July 28, the agency issued an amended order to Chevron saying injection must not be done within 300 feet of the problem near Well 20. "DOGGR believes that the surface expression in the vicinity of Well 20 is directly related to cyclic steaming injection operations in the field," the order reads. "Although seepage of oil and water may occur in the area, any expression of steam at the surface can only reasonably be attributed to steaming or cyclic steaming injection operation."

It said immediate steps must be taken to "prevent further harm from occurring." But, conditions appear to have kept getting worse.

An order that came last week on Aug. 5 outlines more problems.

On Aug. 3, they report "at least two new" surface expressions started within 40 feet of the first one near Well 20. One of the new expressions had a five-foot radius, according to the order.

Then on August 5 more trouble and another order to TRC. "A volatile eruption began from the existing surface expression in the vicinity of Well 20," the order reads. "Expelling rocks, other material, and emitting fluid and steam." DOGGR said TRC then reported to them that on Aug. 3 and 4, the company had been doing cyclic steam injection to well near the original accident site.

"The eruptive and continuing surface expressions in the vicinity of Well 20 have created an unpredictable, unstable, and dangerous situation such that life, health, property and/or natural resources are at further risk," the report said.

That order tells TRC that to "minimize potentially unsafe oilfield conditions" they must immediately stop any injection operations within 500 feet of Well 20.

DOGGR also said they have no record of giving TRC approval for steam injections in the Midway-Sunset Field.

Eyewitness News contacted a spokeswoman for TRC Friday, who said no one was in the office.

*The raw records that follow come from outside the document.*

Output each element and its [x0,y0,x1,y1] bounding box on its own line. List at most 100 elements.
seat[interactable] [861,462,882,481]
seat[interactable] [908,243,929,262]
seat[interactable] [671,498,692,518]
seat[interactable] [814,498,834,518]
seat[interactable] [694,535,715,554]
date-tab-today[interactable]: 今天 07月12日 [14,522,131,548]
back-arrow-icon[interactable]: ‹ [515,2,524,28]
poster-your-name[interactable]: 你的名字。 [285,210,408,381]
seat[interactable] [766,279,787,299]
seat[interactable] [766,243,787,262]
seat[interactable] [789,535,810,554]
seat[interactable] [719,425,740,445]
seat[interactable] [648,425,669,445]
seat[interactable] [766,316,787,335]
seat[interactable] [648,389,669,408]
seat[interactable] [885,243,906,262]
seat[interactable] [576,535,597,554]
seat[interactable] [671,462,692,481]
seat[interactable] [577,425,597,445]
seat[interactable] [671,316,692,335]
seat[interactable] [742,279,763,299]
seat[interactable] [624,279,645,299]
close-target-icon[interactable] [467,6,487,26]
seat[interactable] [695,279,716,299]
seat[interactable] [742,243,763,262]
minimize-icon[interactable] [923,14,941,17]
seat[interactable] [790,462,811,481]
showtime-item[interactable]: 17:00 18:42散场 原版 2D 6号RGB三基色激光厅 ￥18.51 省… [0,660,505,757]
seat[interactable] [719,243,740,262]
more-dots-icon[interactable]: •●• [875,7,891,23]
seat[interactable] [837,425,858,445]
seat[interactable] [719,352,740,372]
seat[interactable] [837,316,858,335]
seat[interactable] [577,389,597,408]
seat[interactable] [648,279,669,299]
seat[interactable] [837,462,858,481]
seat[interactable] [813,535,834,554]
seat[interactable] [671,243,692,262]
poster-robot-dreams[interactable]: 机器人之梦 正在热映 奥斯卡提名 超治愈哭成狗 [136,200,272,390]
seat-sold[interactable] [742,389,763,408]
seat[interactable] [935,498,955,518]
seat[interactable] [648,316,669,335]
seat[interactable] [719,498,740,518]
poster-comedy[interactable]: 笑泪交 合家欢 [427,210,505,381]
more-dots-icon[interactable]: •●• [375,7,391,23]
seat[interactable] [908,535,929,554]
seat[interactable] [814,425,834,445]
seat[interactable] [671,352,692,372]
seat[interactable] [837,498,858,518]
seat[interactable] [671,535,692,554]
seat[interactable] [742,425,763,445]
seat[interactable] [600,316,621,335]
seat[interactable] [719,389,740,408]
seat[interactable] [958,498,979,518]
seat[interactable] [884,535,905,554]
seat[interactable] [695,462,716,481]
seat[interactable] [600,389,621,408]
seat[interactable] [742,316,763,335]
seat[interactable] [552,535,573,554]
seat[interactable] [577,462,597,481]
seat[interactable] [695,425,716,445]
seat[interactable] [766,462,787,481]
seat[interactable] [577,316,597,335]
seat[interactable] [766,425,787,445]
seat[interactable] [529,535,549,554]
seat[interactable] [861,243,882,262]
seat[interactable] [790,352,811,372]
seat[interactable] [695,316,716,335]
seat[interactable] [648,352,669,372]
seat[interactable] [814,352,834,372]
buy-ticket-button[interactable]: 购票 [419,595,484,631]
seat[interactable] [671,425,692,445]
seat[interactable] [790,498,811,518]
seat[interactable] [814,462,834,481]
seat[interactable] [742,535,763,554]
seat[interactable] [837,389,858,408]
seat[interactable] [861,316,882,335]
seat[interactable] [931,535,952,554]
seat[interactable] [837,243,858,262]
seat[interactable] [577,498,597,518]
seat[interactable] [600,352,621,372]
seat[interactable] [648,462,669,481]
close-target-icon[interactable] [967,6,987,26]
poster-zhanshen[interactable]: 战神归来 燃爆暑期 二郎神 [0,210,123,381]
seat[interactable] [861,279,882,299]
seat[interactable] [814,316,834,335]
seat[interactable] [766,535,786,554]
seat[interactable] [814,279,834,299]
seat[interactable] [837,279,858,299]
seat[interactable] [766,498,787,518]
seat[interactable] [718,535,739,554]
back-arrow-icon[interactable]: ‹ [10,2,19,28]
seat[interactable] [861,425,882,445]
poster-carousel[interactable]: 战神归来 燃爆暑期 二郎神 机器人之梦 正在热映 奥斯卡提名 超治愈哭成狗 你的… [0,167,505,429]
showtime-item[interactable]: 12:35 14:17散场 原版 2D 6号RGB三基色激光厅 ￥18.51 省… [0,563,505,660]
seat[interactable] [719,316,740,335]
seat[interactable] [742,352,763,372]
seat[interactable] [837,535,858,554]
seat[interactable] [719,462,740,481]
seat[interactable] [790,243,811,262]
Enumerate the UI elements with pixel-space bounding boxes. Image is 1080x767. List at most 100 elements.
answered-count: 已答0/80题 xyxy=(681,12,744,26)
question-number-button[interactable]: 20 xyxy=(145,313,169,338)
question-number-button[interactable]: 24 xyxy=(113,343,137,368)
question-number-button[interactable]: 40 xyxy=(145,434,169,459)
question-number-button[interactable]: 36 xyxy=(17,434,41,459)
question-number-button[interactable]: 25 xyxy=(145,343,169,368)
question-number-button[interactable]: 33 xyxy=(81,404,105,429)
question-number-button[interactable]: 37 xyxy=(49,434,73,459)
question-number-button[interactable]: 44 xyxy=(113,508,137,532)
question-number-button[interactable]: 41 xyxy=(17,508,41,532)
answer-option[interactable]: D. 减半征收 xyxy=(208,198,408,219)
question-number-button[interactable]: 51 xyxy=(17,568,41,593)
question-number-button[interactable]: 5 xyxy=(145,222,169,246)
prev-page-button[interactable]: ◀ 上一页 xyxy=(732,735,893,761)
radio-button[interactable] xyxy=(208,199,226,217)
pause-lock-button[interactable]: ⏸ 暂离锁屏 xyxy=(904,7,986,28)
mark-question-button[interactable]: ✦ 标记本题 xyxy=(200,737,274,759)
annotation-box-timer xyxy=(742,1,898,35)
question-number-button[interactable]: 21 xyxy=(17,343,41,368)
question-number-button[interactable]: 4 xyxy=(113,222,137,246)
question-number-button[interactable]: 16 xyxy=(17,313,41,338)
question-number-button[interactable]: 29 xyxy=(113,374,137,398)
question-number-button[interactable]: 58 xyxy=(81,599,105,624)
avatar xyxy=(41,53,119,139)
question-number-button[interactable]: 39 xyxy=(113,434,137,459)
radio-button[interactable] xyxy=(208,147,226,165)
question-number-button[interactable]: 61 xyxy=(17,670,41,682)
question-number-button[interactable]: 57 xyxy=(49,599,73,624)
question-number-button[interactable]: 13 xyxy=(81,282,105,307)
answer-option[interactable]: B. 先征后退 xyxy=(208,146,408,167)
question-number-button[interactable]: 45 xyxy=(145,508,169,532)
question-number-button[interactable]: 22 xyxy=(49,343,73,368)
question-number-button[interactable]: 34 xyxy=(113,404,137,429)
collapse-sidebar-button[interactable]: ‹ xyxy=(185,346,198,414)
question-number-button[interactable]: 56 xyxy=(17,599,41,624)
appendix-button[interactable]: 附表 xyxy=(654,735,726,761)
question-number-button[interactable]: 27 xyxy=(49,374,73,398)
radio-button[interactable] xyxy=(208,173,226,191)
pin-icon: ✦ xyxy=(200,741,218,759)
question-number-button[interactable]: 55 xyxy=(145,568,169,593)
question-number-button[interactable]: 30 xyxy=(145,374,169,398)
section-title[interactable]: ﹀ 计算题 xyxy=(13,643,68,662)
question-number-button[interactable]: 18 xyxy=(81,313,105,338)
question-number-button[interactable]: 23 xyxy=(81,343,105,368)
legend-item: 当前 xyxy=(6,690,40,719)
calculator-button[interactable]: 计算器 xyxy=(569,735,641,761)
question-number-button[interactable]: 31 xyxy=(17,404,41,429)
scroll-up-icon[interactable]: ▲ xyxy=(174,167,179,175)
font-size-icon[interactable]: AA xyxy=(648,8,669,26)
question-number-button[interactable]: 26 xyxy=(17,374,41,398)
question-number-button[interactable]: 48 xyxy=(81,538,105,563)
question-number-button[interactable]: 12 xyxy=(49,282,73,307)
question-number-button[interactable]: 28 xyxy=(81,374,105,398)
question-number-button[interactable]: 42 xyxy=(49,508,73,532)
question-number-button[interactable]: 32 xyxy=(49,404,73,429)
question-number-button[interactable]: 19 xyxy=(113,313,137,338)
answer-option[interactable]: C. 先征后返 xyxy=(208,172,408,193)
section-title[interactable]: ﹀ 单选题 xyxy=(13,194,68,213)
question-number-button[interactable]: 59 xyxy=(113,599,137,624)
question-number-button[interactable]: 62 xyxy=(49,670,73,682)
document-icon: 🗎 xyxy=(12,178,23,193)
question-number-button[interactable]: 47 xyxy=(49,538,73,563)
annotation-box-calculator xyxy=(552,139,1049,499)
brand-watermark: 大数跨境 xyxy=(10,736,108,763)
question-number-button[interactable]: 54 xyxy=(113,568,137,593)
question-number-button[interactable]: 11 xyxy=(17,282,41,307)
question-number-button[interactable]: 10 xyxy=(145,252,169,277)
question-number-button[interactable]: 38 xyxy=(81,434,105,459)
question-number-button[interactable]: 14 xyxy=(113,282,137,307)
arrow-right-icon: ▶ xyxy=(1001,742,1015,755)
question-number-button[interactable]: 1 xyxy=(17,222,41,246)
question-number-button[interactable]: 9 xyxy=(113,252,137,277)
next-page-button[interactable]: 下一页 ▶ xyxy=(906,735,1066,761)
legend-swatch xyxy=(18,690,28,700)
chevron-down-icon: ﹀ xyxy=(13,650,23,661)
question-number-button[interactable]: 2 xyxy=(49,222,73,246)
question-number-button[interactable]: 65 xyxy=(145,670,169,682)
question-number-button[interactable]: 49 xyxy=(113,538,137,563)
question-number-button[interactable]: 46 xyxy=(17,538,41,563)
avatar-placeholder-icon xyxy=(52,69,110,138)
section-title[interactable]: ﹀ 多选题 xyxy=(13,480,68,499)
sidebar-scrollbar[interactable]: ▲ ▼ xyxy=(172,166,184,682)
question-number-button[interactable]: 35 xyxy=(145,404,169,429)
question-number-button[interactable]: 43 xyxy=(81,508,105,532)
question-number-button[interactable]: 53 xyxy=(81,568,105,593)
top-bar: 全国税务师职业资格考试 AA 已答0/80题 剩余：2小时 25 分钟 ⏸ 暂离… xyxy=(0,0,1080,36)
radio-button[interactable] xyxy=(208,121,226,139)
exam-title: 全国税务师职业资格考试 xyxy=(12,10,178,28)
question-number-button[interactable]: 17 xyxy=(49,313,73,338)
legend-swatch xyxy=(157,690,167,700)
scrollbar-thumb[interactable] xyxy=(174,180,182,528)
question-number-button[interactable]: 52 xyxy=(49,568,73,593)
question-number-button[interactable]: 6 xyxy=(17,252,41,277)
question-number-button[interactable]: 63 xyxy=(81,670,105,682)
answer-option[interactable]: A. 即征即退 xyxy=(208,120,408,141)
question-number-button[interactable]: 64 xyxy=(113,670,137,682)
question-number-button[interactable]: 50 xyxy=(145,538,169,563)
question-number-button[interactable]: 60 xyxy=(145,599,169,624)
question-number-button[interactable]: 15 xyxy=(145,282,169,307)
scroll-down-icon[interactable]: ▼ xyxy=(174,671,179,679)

A reporter asked her to contact an official with the company, but no one responded.

Eyewitness News also called Chevron, but spokeswoman Carla Musser said they are making no comment at this time. Chevron is investigating the June 21 accident that claimed their employee, and Cal-OSHA is also investigating.

And DOGGR said their probe is still underway. "These orders have been issued to protect public safety," Oil and Gas Supervisor Elena Miller said in a statement. "Our intent is to halt the migration of oil, steam and other material from underground to the surface, as these constitute damage. Ordering a temporary halt to production is never a step we take lightly, but injection cannot resume until we determine what is going on at this location."